Domain-based Message Authentication, Reporting and Conformance (DMARC) is a technical specification designed to reduce the potential for email-based abuse by solving operational, deployment and reporting issues related to email authentication protocols. DMARC ensures that legitimate email is properly authenticated against established DomainKeys Identified Mail (DKIM) and Sender Policy Framework (SPF) standards, and that fraudulent activity appearing to come from domains under your organization's control (active sending domains, non-sending domains and defensively registered domains) is blocked.
DMARC is the first widely deployed technology that can make the Header From (which is visible in email clients) trustworthy. Two key values of it are domain alignment and reporting.
DMARC's alignment feature prevents spoofing of the header From address by:
- Matching the header From domain name with the envelope From domain name used during an SPF check
- Matching the header From domain name with the d= domain name in the DKIM signature
To pass DMARC, your email must pass either or both of the following:
- SPF authentication and SPF alignment
- DKIM authentication and DKIM alignment
A message will fail DMARC if it fails both SPF and SPF alignment and DKIM and DKIM alignment.

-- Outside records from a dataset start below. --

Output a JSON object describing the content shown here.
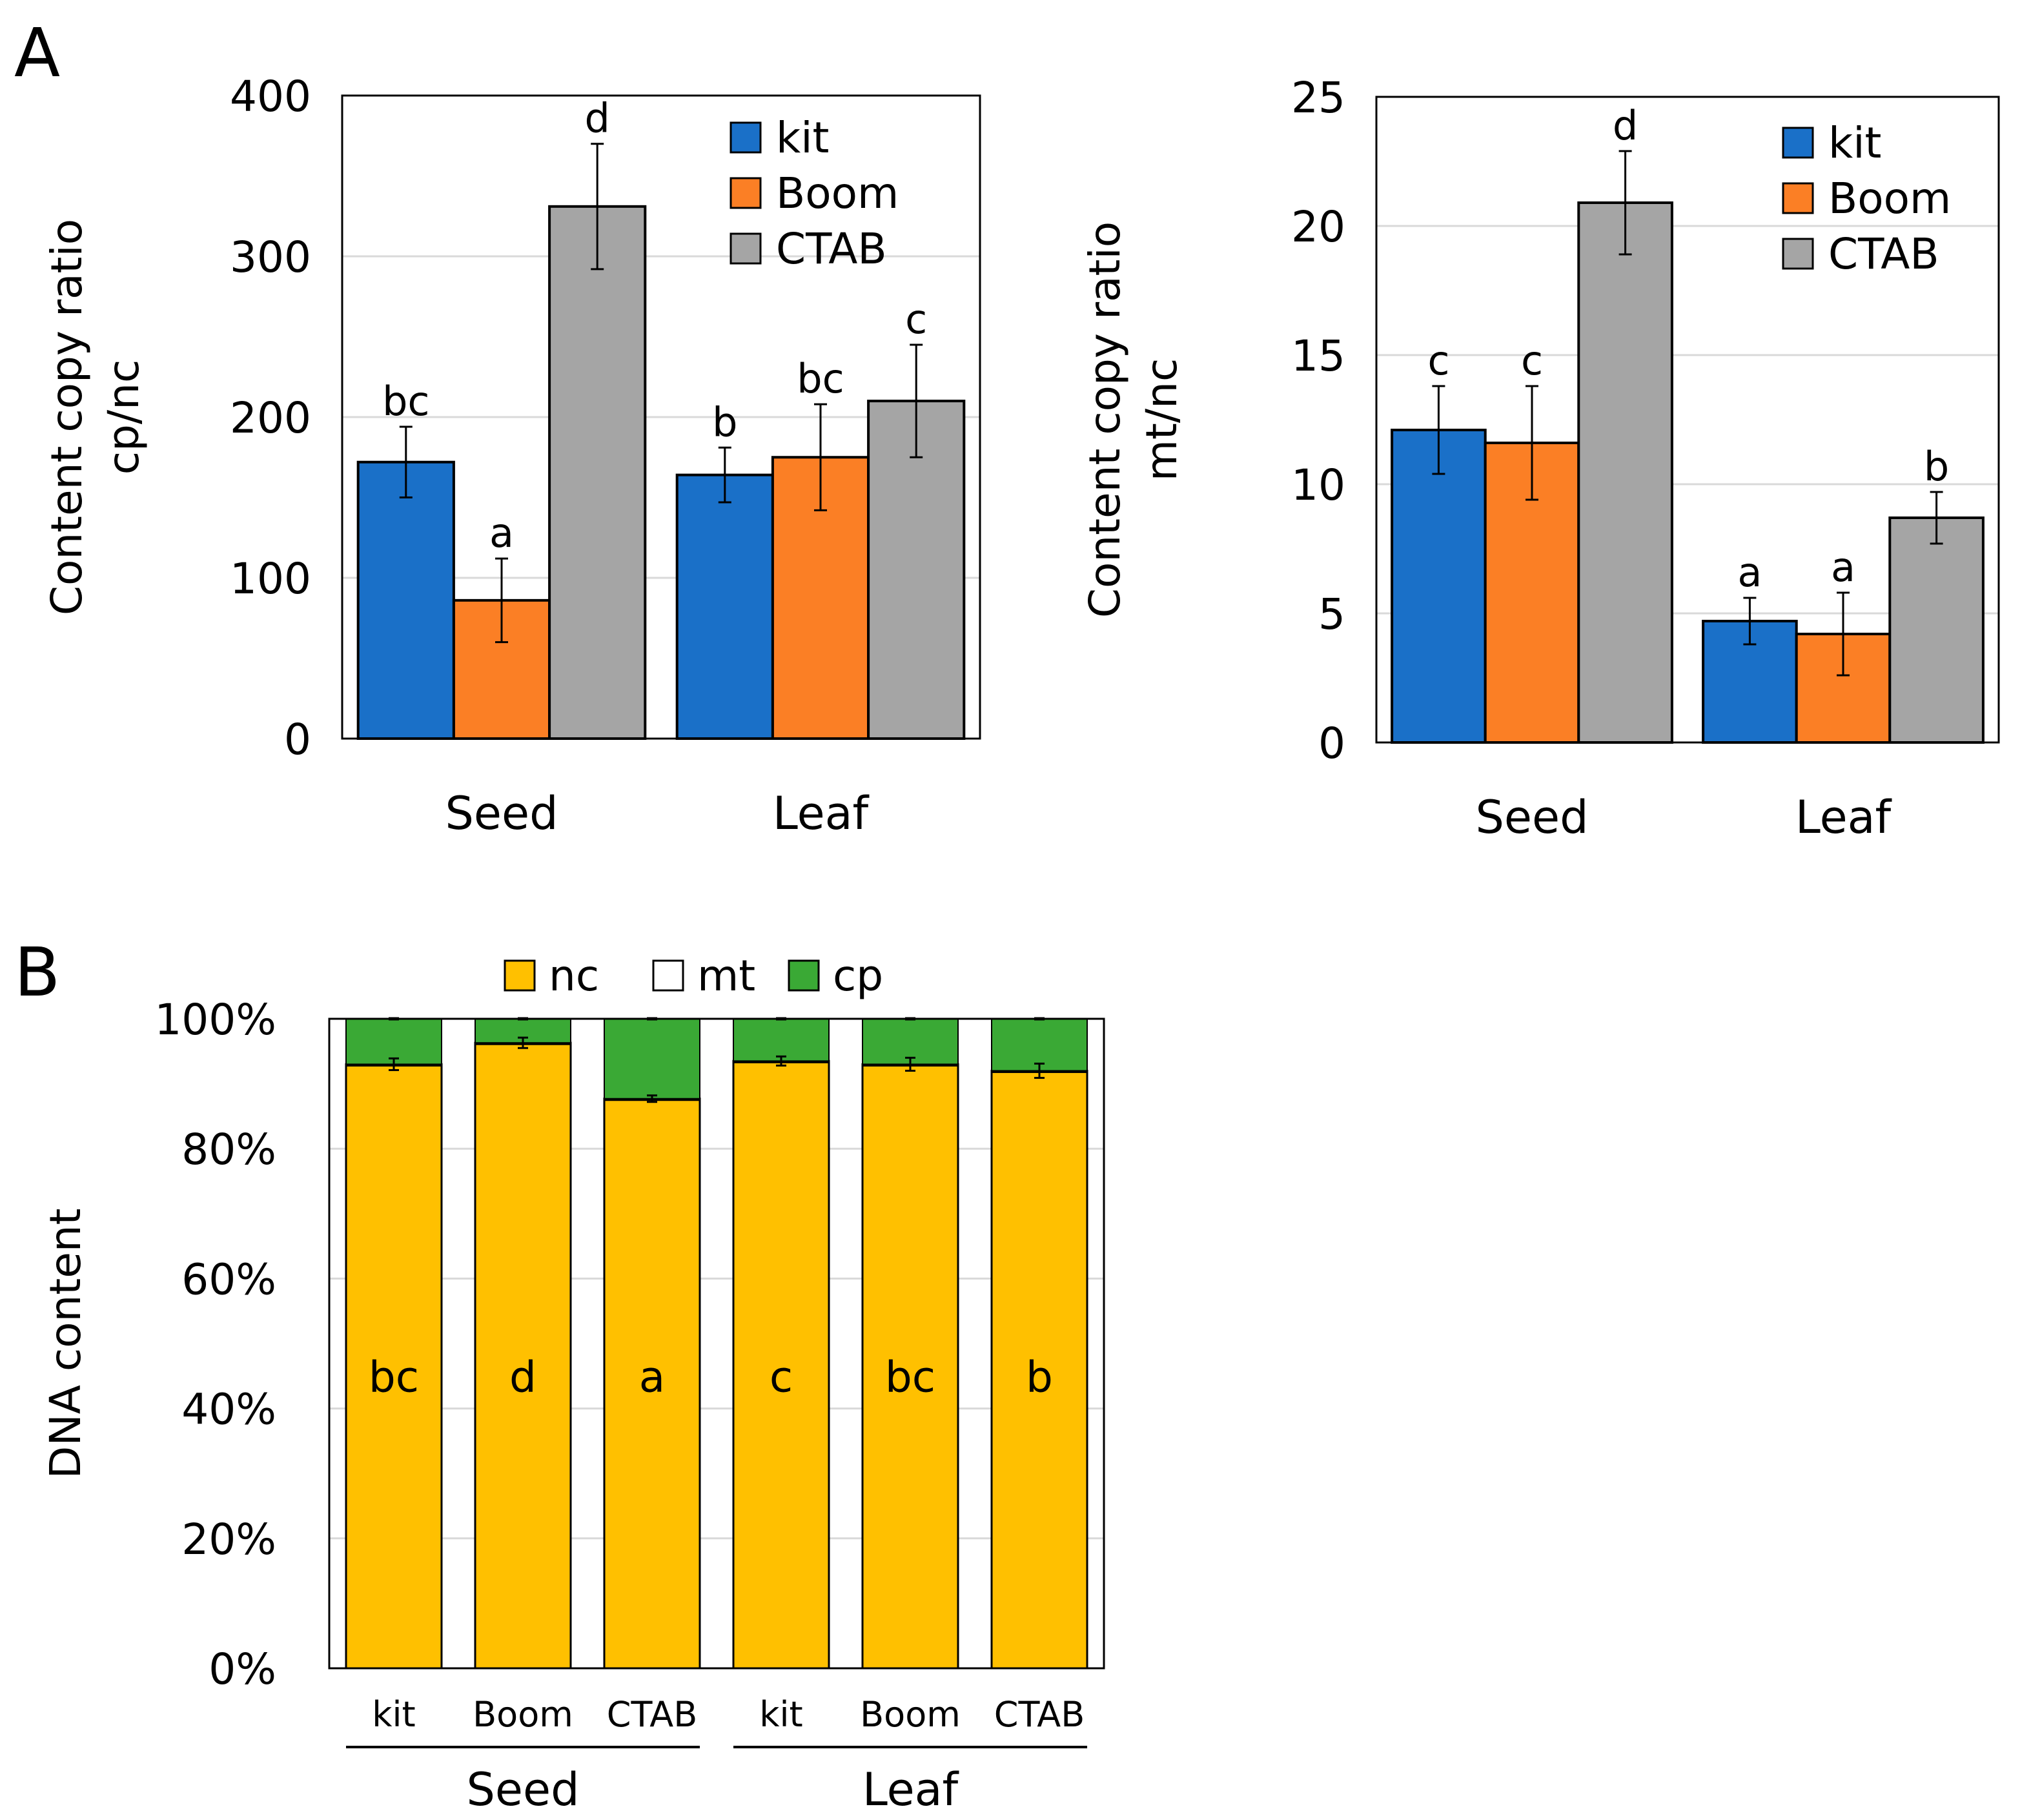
{
  "panels": [
    {
      "id": "A",
      "label": "A"
    },
    {
      "id": "B",
      "label": "B"
    }
  ],
  "colors": {
    "kit": "#1a70c8",
    "Boom": "#fb7f25",
    "CTAB": "#a5a5a5",
    "nc": "#ffc000",
    "mt": "#ffffff",
    "cp": "#3aa935"
  },
  "chart_data": [
    {
      "type": "bar",
      "panel": "A",
      "title": "",
      "ylabel_lines": [
        "Content copy ratio",
        "cp/nc"
      ],
      "xlabel": "",
      "ylim": [
        0,
        400
      ],
      "yticks": [
        0,
        100,
        200,
        300,
        400
      ],
      "ytick_labels": [
        "0",
        "100",
        "200",
        "300",
        "400"
      ],
      "grid": true,
      "legend_position": "top-right",
      "categories": [
        "Seed",
        "Leaf"
      ],
      "series": [
        {
          "name": "kit",
          "values": [
            172,
            164
          ],
          "errors": [
            22,
            17
          ],
          "letters": [
            "bc",
            "b"
          ]
        },
        {
          "name": "Boom",
          "values": [
            86,
            175
          ],
          "errors": [
            26,
            33
          ],
          "letters": [
            "a",
            "bc"
          ]
        },
        {
          "name": "CTAB",
          "values": [
            331,
            210
          ],
          "errors": [
            39,
            35
          ],
          "letters": [
            "d",
            "c"
          ]
        }
      ]
    },
    {
      "type": "bar",
      "panel": "A",
      "title": "",
      "ylabel_lines": [
        "Content copy ratio",
        "mt/nc"
      ],
      "xlabel": "",
      "ylim": [
        0,
        25
      ],
      "yticks": [
        0,
        5,
        10,
        15,
        20,
        25
      ],
      "ytick_labels": [
        "0",
        "5",
        "10",
        "15",
        "20",
        "25"
      ],
      "grid": true,
      "legend_position": "top-right",
      "categories": [
        "Seed",
        "Leaf"
      ],
      "series": [
        {
          "name": "kit",
          "values": [
            12.1,
            4.7
          ],
          "errors": [
            1.7,
            0.9
          ],
          "letters": [
            "c",
            "a"
          ]
        },
        {
          "name": "Boom",
          "values": [
            11.6,
            4.2
          ],
          "errors": [
            2.2,
            1.6
          ],
          "letters": [
            "c",
            "a"
          ]
        },
        {
          "name": "CTAB",
          "values": [
            20.9,
            8.7
          ],
          "errors": [
            2.0,
            1.0
          ],
          "letters": [
            "d",
            "b"
          ]
        }
      ]
    },
    {
      "type": "bar",
      "stacked": true,
      "panel": "B",
      "title": "",
      "ylabel": "DNA content",
      "xlabel": "",
      "ylim": [
        0,
        100
      ],
      "yticks": [
        0,
        20,
        40,
        60,
        80,
        100
      ],
      "ytick_labels": [
        "0%",
        "20%",
        "40%",
        "60%",
        "80%",
        "100%"
      ],
      "legend_position": "top",
      "categories": [
        "kit",
        "Boom",
        "CTAB",
        "kit",
        "Boom",
        "CTAB"
      ],
      "groups": [
        {
          "name": "Seed",
          "span": [
            0,
            2
          ]
        },
        {
          "name": "Leaf",
          "span": [
            3,
            5
          ]
        }
      ],
      "series": [
        {
          "name": "nc",
          "values": [
            93.0,
            96.3,
            87.7,
            93.5,
            93.0,
            92.0
          ],
          "errors": [
            0.9,
            0.8,
            0.5,
            0.7,
            1.0,
            1.1
          ]
        },
        {
          "name": "mt",
          "values": [
            0.0,
            0.0,
            0.0,
            0.0,
            0.0,
            0.0
          ],
          "errors": [
            0.1,
            0.1,
            0.1,
            0.1,
            0.1,
            0.1
          ]
        },
        {
          "name": "cp",
          "values": [
            7.0,
            3.7,
            12.3,
            6.5,
            7.0,
            8.0
          ]
        }
      ],
      "letters": [
        "bc",
        "d",
        "a",
        "c",
        "bc",
        "b"
      ]
    }
  ]
}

DMARC allows you to instruct mailbox providers on how to handle unauthenticated email through a DMARC policy, which removes any guesswork on how mailbox providers should handle messages that fail DMARC authentication. Through your DMARC policy, you can require mailbox providers to:
- Monitor all mail, to understand your brand's email authentication ecosystem, and to ensure that legitimate mail is authenticating properly without interfering with the delivery of messages that fail DMARC.
- Quarantine messages that fail DMARC (for example, move them to the spam folder).
- Reject messages that fail DMARC (for example, do not deliver the mail at all).
Mailbox providers send regular DMARC aggregate and forensic reports back to senders, giving you visibility into what messages are authenticating, what messages are not and why.